When it booted the Live USB drive in using UEFI, it then assumed that was the method to use when installing to the other external drive.

IMHO there should be the option to explicitly specify the boot style when you do the installation from the live USB (so you can boot the USB device in legacy BIOS but install with UEFI)

The option is explicit with every system I have used recently.

When booting with the live usb device plugged in and opening the boot menu I see the same usb device twice. One is just the device. The other is the device with UEFI overlaid on it. Selecting the device with uefi overlaid boots to uefi mode. The other boots to legacy mode.
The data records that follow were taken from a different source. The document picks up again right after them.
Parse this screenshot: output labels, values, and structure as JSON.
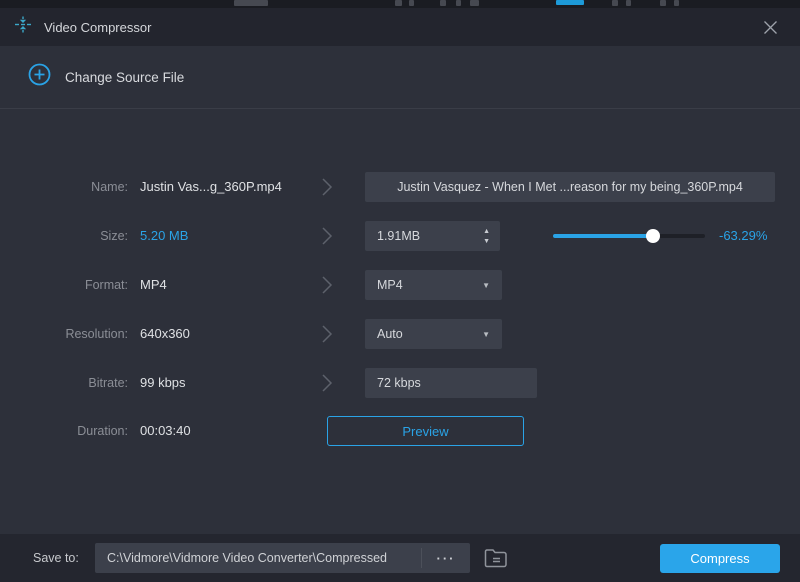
{
  "window": {
    "title": "Video Compressor"
  },
  "header": {
    "change_source_label": "Change Source File"
  },
  "rows": {
    "name": {
      "label": "Name:",
      "value": "Justin Vas...g_360P.mp4",
      "input": "Justin Vasquez - When I Met ...reason for my being_360P.mp4"
    },
    "size": {
      "label": "Size:",
      "value": "5.20 MB",
      "input": "1.91MB",
      "percent": "-63.29%",
      "slider_percent": 66
    },
    "format": {
      "label": "Format:",
      "value": "MP4",
      "selected": "MP4"
    },
    "resolution": {
      "label": "Resolution:",
      "value": "640x360",
      "selected": "Auto"
    },
    "bitrate": {
      "label": "Bitrate:",
      "value": "99 kbps",
      "input": "72 kbps"
    },
    "duration": {
      "label": "Duration:",
      "value": "00:03:40",
      "button": "Preview"
    }
  },
  "footer": {
    "save_to_label": "Save to:",
    "path": "C:\\Vidmore\\Vidmore Video Converter\\Compressed",
    "browse_label": "···",
    "compress_label": "Compress"
  },
  "icons": {
    "spin_up": "▲",
    "spin_down": "▼",
    "dropdown": "▼"
  },
  "colors": {
    "accent_blue": "#2AA3E6",
    "compress_button": "#2AA5EA",
    "dialog_background": "#2D303A",
    "titlebar_background": "#23252E",
    "field_background": "#3C404B",
    "label_gray": "#8B8E96"
  }
}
That is a very explicit selection of boot mode IMHO.

How would you expect it possible to have the hardware behave as it were in uefi mode for the install when booted to legacy mode? The bios behaves differently and handles the hardware differently in each mode. In fact, if the bios is set to uefi mode only then it is not possible to boot anything in legacy mode.

The mode it uses to boot determines how the installer performs the install, not the bios. If the installer boots legacy it installs legacy. If it boots uefi it installs uefi.

Yes, again I’m talking about when doing the installation FROM the live USB to the destination device!

Your hardware maybe, but the Dell XPS I have can boot both UEFI and ‘legacy’ BIOS.

Of couse! Most can boot either way when set to csm or compatibility mode. AFAIK none can select legacy boot if set to UEFI only mode, which is what I said above.

The ability to select legacy or uefi when booting from the USB is indicative that you are set to csm mode in bios.

As I said above:
The mode it uses to boot determines how the installer performs the install, not the bios. If the installer boots legacy it installs legacy. If it boots uefi it installs uefi.
This may not necessarily be true for the netinst image. As I have never used that I have no first hand knowledge.

I can say that if you have 2 different OSes on the same disk and one boot uefi and the other legacy you WILL see problems in booting.